McCain was furious at the rebuke. "They killed Americans!" he responded. "I suppose Senator Kerry is OK with that?"
McCain reluctantly came around on the prisoner exchange, according to those present at the meeting, but he has continued to speak out against negotiating with the Taliban. Opposition has also come from Sen. Saxby Chambliss, a Republican from Georgia who won election with a vicious smear campaign against former Sen. Max Cleland, a decorated Vietnam veteran who lost three limbs in the war. Chambliss, according to Bowe's father, has insisted that America shouldn't make a prisoner trade for a "deserter."
Some top-level officials within the administration, including Defense Secretary Leon Panetta and Secretary of State Hillary Clinton, are very wary about making a swap for Bowe. "Panetta and Hillary don't give a shit about getting him home," says one senior U.S. official involved in the negotiations. "They want to be able to say they COINed their way out of Afghanistan, or whatever, so it doesn't look like they are cutting and running." (Both Clinton and Panetta, by law, would have to sign off on any exchange.) As with Vietnam, many in the military are resisting any attempt to end the war. "Even after Robert Bales" – the Army staff sergeant charged with massacring 17 Afghan civilians in March – "they are making the argument that the war is turning a corner," says this official. "They don't realize that the mission is changing. We don't need all those U.S. soldiers there anymore."

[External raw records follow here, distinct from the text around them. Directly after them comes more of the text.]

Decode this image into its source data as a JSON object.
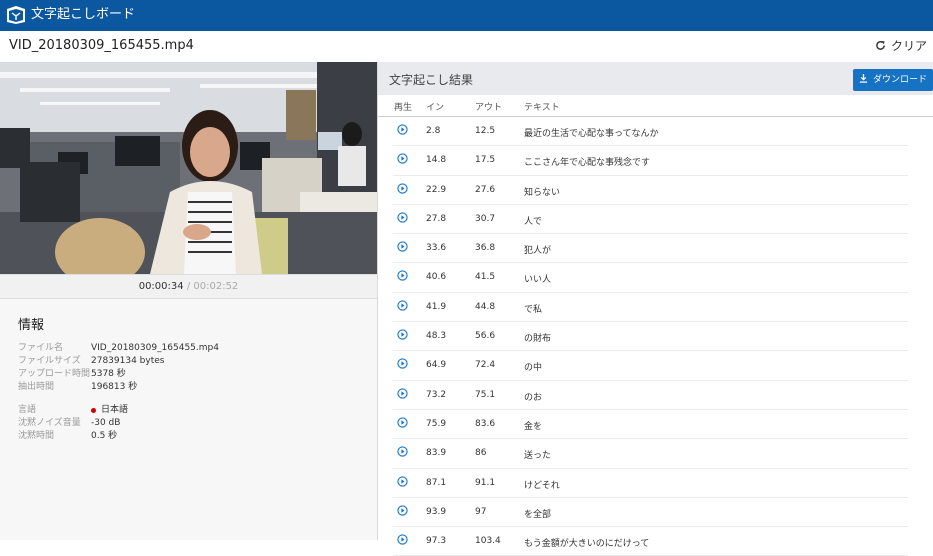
{
  "app": {
    "title": "文字起こしボード"
  },
  "file": {
    "title": "VID_20180309_165455.mp4",
    "clear_label": "クリア"
  },
  "player": {
    "current_time": "00:00:34",
    "separator": "/",
    "duration": "00:02:52"
  },
  "info": {
    "title": "情報",
    "rows": [
      {
        "key": "ファイル名",
        "value": "VID_20180309_165455.mp4"
      },
      {
        "key": "ファイルサイズ",
        "value": "27839134 bytes"
      },
      {
        "key": "アップロード時間",
        "value": "5378 秒"
      },
      {
        "key": "抽出時間",
        "value": "196813 秒"
      }
    ],
    "rows2": [
      {
        "key": "言語",
        "value": "日本語"
      },
      {
        "key": "沈黙ノイズ音量",
        "value": "-30 dB"
      },
      {
        "key": "沈黙時間",
        "value": "0.5 秒"
      }
    ]
  },
  "results": {
    "title": "文字起こし結果",
    "download_label": "ダウンロード",
    "columns": {
      "play": "再生",
      "in": "イン",
      "out": "アウト",
      "text": "テキスト"
    },
    "rows": [
      {
        "in": "2.8",
        "out": "12.5",
        "text": "最近の生活で心配な事ってなんか"
      },
      {
        "in": "14.8",
        "out": "17.5",
        "text": "ここさん年で心配な事残念です"
      },
      {
        "in": "22.9",
        "out": "27.6",
        "text": "知らない"
      },
      {
        "in": "27.8",
        "out": "30.7",
        "text": "人で"
      },
      {
        "in": "33.6",
        "out": "36.8",
        "text": "犯人が"
      },
      {
        "in": "40.6",
        "out": "41.5",
        "text": "いい人"
      },
      {
        "in": "41.9",
        "out": "44.8",
        "text": "で私"
      },
      {
        "in": "48.3",
        "out": "56.6",
        "text": "の財布"
      },
      {
        "in": "64.9",
        "out": "72.4",
        "text": "の中"
      },
      {
        "in": "73.2",
        "out": "75.1",
        "text": "のお"
      },
      {
        "in": "75.9",
        "out": "83.6",
        "text": "金を"
      },
      {
        "in": "83.9",
        "out": "86",
        "text": "送った"
      },
      {
        "in": "87.1",
        "out": "91.1",
        "text": "けどそれ"
      },
      {
        "in": "93.9",
        "out": "97",
        "text": "を全部"
      },
      {
        "in": "97.3",
        "out": "103.4",
        "text": "もう金額が大きいのにだけって"
      }
    ]
  },
  "colors": {
    "topbar": "#0b58a1",
    "accent": "#1673c3",
    "record_dot": "#d40000"
  }
}
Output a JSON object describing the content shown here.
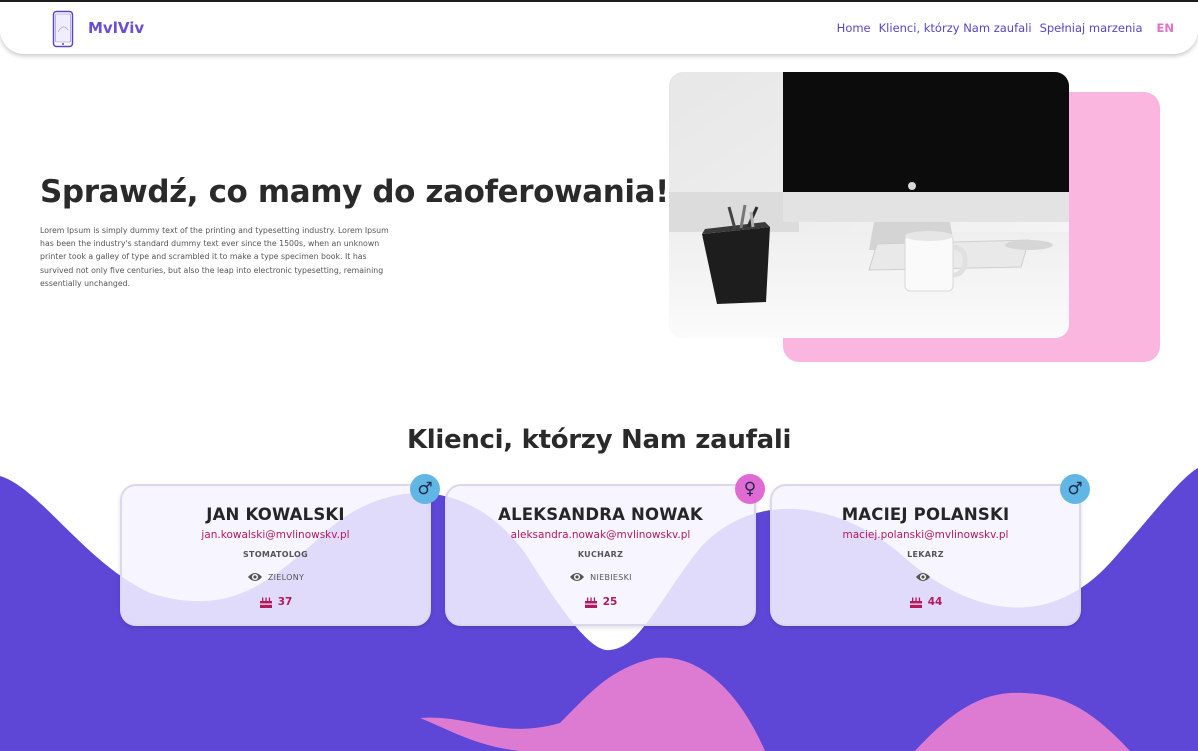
{
  "header": {
    "brand": "MvlViv",
    "nav": [
      "Home",
      "Klienci, którzy Nam zaufali",
      "Spełniaj marzenia"
    ],
    "lang": "EN"
  },
  "hero": {
    "title": "Sprawdź, co mamy do zaoferowania!",
    "text": "Lorem Ipsum is simply dummy text of the printing and typesetting industry. Lorem Ipsum has been the industry's standard dummy text ever since the 1500s, when an unknown printer took a galley of type and scrambled it to make a type specimen book. It has survived not only five centuries, but also the leap into electronic typesetting, remaining essentially unchanged."
  },
  "clients": {
    "title": "Klienci, którzy Nam zaufali",
    "cards": [
      {
        "name": "JAN KOWALSKI",
        "email": "jan.kowalski@mvlinowskv.pl",
        "job": "STOMATOLOG",
        "eyes": "ZIELONY",
        "age": "37",
        "gender_symbol": "♂",
        "gender": "male"
      },
      {
        "name": "ALEKSANDRA NOWAK",
        "email": "aleksandra.nowak@mvlinowskv.pl",
        "job": "KUCHARZ",
        "eyes": "NIEBIESKI",
        "age": "25",
        "gender_symbol": "♀",
        "gender": "female"
      },
      {
        "name": "MACIEJ POLANSKI",
        "email": "maciej.polanski@mvlinowskv.pl",
        "job": "LEKARZ",
        "eyes": "",
        "age": "44",
        "gender_symbol": "♂",
        "gender": "male"
      }
    ]
  },
  "colors": {
    "brand": "#6a4fd0",
    "accent_pink": "#fbb6e0",
    "wave_purple": "#5e47d7",
    "wave_pink": "#dd7bd3",
    "email": "#b3195d",
    "male_badge": "#62b6e6",
    "female_badge": "#e06ad3"
  },
  "icons": {
    "logo": "phone-logo-icon",
    "eye": "eye-icon",
    "age": "birthday-cake-icon",
    "male": "male-symbol-icon",
    "female": "female-symbol-icon"
  }
}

Given the political aspects of the Bergdahl situation it is no wonder that the FBI was investigating Hastings over the Rolling Stone story - as is evident by this story that was published on website VICE entitled "Why Was the FBI Investigating Michael Hastings’ Reporting on Bowe Bergdahl?" that I recommend reading. There is far more to this savage neocon led mission to take out Bergdahl with extreme prejudice than meets the eye, outside of the election year political horseshit to turn him into "Willie Horton" - Hastings' reference to the 2016 Democratic party nominee Hillary Clinton and her own politically motivated reasons for not wanting Bergdahl released is a testament as to her true character or lack thereof. McCain's crazed ranting that the Taliban members were "the five biggest murderers in world history!" is just McCain being McCain but he is out front leading the charge of the sleaze brigade against Sergeant Bergdahl so his own motivations are telling.
The story will continue to develop rapidly as the corrupt media continues to seek out family members of those who were allegedly killed in the search for Sgt. Bergdahl to exploit their grieving for their cheap ratings and currying of political favors. Even the military, that most overvalued institution in our collapsing empire is caving to the politics and has now announced that they are going to investigate Bergdahl which shows that said institution whose only purpose is in killing people should not be revered as the God which it is by the fools in this star spangled lemming colony.
There will assuredly be more to come but it is important to get the true backgrond, Hastings' piece is a MUST READ.